Lena Horne made an appearance on the NBC hit series “Sanford and Son” in 1973. Though there are many star moments in her career, this clip shows the enormous pride and admiration of a generation for “The Horne” as my father called her: the first African American USA approved “pin up girl” during World War II, and the first African American to sign a long-term contract with a Hollywood studio. A great performer, and a great lady.

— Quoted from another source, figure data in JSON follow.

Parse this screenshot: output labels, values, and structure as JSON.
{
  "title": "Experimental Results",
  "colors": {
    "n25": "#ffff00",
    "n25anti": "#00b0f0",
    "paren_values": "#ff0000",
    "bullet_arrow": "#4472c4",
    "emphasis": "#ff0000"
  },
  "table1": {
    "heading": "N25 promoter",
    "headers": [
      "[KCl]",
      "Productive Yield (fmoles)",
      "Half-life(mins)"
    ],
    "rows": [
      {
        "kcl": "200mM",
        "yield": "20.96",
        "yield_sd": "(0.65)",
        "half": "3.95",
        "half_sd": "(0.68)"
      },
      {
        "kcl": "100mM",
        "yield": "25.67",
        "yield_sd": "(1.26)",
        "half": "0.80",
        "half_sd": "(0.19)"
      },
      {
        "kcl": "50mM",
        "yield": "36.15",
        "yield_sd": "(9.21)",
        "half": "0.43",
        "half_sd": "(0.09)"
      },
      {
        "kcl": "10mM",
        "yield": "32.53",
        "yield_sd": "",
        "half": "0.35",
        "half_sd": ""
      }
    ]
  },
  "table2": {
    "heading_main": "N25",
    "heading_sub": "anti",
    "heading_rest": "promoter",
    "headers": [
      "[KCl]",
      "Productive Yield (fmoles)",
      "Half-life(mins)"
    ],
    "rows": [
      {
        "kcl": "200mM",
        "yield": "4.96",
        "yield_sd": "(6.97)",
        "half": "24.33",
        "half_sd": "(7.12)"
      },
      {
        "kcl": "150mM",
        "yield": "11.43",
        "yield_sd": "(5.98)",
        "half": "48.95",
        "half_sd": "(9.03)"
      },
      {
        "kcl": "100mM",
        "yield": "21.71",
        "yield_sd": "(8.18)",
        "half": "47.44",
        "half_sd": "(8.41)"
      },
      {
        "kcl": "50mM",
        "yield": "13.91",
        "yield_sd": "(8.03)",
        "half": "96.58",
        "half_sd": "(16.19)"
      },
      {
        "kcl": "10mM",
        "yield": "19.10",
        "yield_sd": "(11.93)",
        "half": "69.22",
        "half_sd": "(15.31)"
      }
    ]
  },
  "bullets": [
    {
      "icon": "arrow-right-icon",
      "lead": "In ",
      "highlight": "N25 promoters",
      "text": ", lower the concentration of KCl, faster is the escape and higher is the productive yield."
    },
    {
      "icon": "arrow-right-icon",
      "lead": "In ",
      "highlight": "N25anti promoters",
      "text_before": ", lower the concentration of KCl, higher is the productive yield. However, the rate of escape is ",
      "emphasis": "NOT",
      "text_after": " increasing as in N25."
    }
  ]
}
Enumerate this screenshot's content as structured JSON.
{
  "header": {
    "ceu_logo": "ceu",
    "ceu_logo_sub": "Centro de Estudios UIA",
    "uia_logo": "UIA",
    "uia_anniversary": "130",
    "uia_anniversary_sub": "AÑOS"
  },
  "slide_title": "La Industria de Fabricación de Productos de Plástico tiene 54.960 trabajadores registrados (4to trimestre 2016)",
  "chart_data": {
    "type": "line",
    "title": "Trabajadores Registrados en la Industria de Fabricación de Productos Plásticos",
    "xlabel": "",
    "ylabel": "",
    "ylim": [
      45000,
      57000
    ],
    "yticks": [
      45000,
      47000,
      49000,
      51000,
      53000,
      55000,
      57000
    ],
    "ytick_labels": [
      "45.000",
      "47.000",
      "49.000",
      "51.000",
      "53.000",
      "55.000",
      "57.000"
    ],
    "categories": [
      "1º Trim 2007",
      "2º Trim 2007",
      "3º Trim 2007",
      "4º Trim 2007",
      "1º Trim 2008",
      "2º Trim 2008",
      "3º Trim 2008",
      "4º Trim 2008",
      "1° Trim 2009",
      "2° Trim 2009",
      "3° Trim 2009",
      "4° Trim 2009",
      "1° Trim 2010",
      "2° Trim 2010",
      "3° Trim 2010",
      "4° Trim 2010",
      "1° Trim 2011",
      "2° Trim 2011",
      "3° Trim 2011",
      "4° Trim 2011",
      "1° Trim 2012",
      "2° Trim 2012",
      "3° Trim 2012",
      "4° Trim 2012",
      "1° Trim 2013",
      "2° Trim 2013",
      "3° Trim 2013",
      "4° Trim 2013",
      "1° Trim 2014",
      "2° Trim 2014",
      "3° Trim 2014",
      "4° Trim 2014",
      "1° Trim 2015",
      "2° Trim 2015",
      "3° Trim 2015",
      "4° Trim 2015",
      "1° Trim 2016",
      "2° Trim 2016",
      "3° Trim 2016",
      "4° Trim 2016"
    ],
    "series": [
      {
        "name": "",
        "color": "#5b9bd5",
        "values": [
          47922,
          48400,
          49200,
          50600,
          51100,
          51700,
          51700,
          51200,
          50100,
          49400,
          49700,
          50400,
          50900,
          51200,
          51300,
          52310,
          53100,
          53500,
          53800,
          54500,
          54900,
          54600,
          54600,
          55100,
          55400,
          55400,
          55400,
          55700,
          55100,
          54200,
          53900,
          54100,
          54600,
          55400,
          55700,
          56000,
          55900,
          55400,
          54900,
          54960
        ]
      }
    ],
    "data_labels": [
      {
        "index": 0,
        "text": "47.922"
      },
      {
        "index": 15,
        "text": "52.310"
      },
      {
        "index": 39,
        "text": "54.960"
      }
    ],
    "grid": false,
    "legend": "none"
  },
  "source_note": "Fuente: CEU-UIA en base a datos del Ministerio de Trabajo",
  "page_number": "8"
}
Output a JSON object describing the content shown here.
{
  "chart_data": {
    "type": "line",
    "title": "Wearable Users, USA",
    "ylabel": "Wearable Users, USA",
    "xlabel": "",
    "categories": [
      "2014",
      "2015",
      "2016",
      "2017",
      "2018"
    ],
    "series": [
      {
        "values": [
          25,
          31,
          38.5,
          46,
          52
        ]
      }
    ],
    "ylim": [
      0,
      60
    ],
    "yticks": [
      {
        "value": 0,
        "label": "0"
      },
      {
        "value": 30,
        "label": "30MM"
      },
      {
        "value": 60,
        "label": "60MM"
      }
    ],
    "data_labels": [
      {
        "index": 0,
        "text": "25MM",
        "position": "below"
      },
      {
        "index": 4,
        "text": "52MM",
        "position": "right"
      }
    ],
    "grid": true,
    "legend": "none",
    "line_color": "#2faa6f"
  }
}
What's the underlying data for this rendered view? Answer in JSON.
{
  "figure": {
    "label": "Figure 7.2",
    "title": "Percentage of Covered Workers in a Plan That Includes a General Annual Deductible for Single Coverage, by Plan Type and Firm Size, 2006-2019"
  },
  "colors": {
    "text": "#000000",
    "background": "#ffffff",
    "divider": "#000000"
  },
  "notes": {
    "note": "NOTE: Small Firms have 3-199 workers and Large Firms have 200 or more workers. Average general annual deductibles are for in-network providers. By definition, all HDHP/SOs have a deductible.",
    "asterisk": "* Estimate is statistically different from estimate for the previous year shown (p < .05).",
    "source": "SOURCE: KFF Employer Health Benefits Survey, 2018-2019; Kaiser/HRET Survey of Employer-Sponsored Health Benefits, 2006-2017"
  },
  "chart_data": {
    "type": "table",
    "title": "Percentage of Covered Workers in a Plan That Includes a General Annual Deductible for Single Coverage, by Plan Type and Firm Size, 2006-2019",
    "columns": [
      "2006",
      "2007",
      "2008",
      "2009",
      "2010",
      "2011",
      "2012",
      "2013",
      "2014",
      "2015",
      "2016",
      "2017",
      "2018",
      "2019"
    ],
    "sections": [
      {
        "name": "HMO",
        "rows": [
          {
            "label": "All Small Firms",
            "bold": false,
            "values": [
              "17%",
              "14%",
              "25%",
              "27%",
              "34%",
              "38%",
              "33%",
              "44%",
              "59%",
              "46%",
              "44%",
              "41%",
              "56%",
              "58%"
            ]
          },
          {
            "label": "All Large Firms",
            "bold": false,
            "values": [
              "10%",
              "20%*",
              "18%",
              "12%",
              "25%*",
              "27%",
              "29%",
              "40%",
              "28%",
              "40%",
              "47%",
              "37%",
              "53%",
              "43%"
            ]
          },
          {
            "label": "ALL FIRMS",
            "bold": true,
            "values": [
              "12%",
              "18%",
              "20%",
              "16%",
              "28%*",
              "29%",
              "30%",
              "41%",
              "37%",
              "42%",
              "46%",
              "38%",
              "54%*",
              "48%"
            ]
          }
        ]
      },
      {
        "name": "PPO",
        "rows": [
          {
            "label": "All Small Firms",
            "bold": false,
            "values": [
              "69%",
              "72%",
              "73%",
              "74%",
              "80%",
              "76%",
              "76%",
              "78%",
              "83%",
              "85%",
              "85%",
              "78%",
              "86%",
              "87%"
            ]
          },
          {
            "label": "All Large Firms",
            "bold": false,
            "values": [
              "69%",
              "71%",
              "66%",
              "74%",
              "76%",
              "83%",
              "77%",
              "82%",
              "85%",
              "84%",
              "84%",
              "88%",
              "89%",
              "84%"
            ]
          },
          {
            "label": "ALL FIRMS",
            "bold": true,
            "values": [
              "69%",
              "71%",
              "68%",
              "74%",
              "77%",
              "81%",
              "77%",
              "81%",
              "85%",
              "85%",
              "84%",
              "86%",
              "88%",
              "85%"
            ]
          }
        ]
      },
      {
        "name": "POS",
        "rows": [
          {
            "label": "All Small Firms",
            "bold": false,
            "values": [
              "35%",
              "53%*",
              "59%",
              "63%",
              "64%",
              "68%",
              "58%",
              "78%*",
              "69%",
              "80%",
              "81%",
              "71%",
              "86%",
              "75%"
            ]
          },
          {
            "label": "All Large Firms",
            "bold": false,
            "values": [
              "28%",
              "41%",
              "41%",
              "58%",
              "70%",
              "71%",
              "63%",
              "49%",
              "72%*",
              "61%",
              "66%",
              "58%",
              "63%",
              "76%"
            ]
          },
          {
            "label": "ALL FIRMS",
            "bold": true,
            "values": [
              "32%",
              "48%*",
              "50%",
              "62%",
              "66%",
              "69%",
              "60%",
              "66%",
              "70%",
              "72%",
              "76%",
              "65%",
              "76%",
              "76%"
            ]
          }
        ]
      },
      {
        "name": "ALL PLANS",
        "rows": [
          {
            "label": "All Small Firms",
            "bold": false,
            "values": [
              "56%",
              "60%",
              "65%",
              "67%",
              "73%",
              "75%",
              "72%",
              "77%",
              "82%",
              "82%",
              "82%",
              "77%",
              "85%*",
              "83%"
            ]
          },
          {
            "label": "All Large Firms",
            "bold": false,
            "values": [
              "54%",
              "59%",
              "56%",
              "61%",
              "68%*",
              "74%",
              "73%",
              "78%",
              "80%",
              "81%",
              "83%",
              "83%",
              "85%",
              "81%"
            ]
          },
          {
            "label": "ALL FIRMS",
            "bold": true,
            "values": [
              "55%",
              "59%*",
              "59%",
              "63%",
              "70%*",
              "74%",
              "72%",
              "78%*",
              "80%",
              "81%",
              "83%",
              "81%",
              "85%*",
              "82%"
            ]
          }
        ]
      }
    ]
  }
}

Lena Horne was born in Brooklyn, NY. Her daughter Gail Lumet Buckley wrote a history of 6 generations of the Horne family (The Hornes: An American Family) in 1986, providing context to the sparkle and personal and social turmoils of her mother’s rise to fame in Hollywood and the rest of segregated America. [I'm not sure if this book is still in print.] During the politically murky 1950s, Lena Horne managed to get her self on all the lists: black and red. Her career as an entertainer was considered “finished.” It would take years for Lena Horne to fine her true voice as she revealed to Ed Bradley in a “60 Minutes” interview. In the 1940s, her voice was described as “honeysuckle.” Not the blues or jazz. Just sweet, smooth, maybe a little dip here and there. But after Dinah Washington, Aretha Franklin, and being out of the limelight for a stretch, that all changed for Lena Horne. She described herself as a “late bloomer.” The late great journalist Ed Bradley tagged his “60 Mintues” interview with Lena Horne his favorite.
Lena Horne joined the ancestors Sunday, Mothers Day, in Manhattan. She was 92.